Robert Weissberg of UNZ Review suggested the NFL should play some league games in Africa to show the players how great it is to live in America and how fragile the America fan base is. As it stands about 20% of the fans have abandoned watching the NFL because of the kneelers.  About 35 million fans attend the actual games each year but 2017 will lose about 20% or 7 million fans because they disagree with the kneelers. at $100 per ticket that means the NFL will lose about $750 million in 2017. 

Weisberg has the idea that the NFL should announce each team will play a game in Abuja, the capital of Nigeria. He continues: “let them see what happens when whites are expelled and blacks run everything. According to American tourists: ” almost nothing works in Africa—buses regularly breakdown, elevators are erratic, electrical power disappears periodically, roads are frequently impassible, nobody believes in schedules and on and on and on. Yes, everybody might be checked into the five-star Transcorp Hilton Abuja, but there can never be a complete escape from what makes the Third World distinctly Third World. And visiting the countryside would only exacerbate the discomfort, especially if they are stuck on a tour bus with non-functioning air conditioning in 110 degree temperatures and are delayed by scrawny animals wandering on roads.

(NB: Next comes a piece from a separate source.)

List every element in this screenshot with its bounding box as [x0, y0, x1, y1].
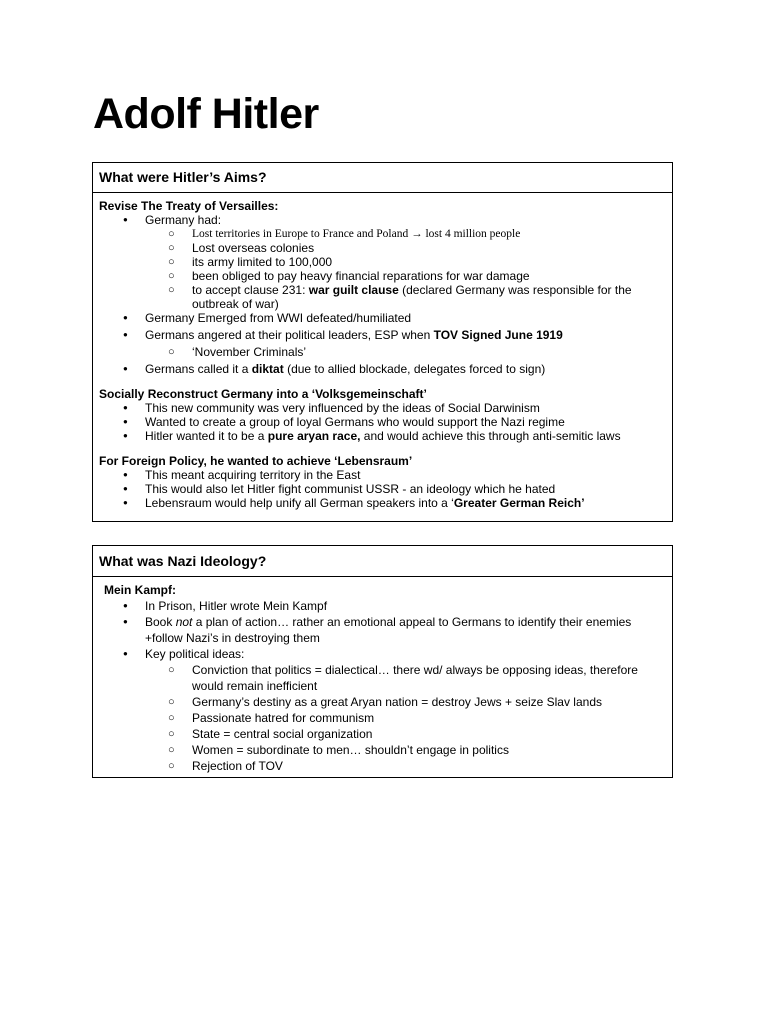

Having been to Nigeria as well as many other African cities and countries I can attest to the veracity of Weisbergs comments about the place.

“Moreover, nearly all these players are multi-millionaires and will be correctly perceived as super-rich Americans and thus tempting targets for swarms of beggars, street hustlers, and con artists. Particularly disconcerting, their claim to be “fellow Africans” whose ancestors were unlucky enough to be captured by slave traders will be meaningless to the Nigerians since if everyone is black, blackness counts for zero. I’d also guess that locals would routinely plead with the rich NFL visitors to take them to America.
“Matters will get worse. It is highly unlikely that they can escape levels of crime unthinkable to ordinary Americans, even residents of Detroit. It will commence at the Abuja airport with luggage items (especially electronic items) vanishing and continue with hotel maids pilfering small change, being cheated by vendors, equipment (even shoes and socks) disappearing during practices, and perhaps a few more serious offenses such as being mugged by armed gangs. Even fervent ideologically blinded social justice warriors will be forced to recognize what experienced travelers know when travelling in Africa—don’t trust anyone, never display objects of value no matter how small and don’t leave anything important lying around. And just wait until these naive Americans try to report a robbery to the police! Or are repeatedly arrested by cops who can spot a rich American a mile away, particularly one standing 6’5’’ who only speaks English while being bedecked in Kente Cloth. More than a few visitors will miss the “racist” albeit courteous pigs who eschewed upfront bribes to investigate a missing cell phone.

“But perhaps the most painful experience will come from the sicknesses that plague innocents abroad. After all, these young, strong men never worried about brushing their teeth with tap water or the consequences of eating local street food. Absent strictly following the advice of the team doctor, everybody on the team will likely suffer from a multitude of unpleasant though non-lethal illnesses than involve diarrhea, vomiting plus various painful insect bites. A whole new vocabulary awaits: chikungunya, leishmaniasis, lymphatic filariasis, onechoceriasis among countless other tropical illnesses that will mystify the team doctor. Far worse might be the “souvenirs” (including HIV) collected by those who partook of the “local talent.”
“Yes, returning players may still believe America suffers from toxic white racism etc. but there will be some good news. None of these who have personally experienced a week in Nigeria will have to worry that taking a knee during the national anthem will precipitate an unexpected race to the bathroom only to find no toilet paper, an overflowing, stopped up non-functioning commode, broken facets with just a trickle of brown water and vandalized towel and soap dispensers. In other words, the white-run United States of America does have its virtues. God Bless America!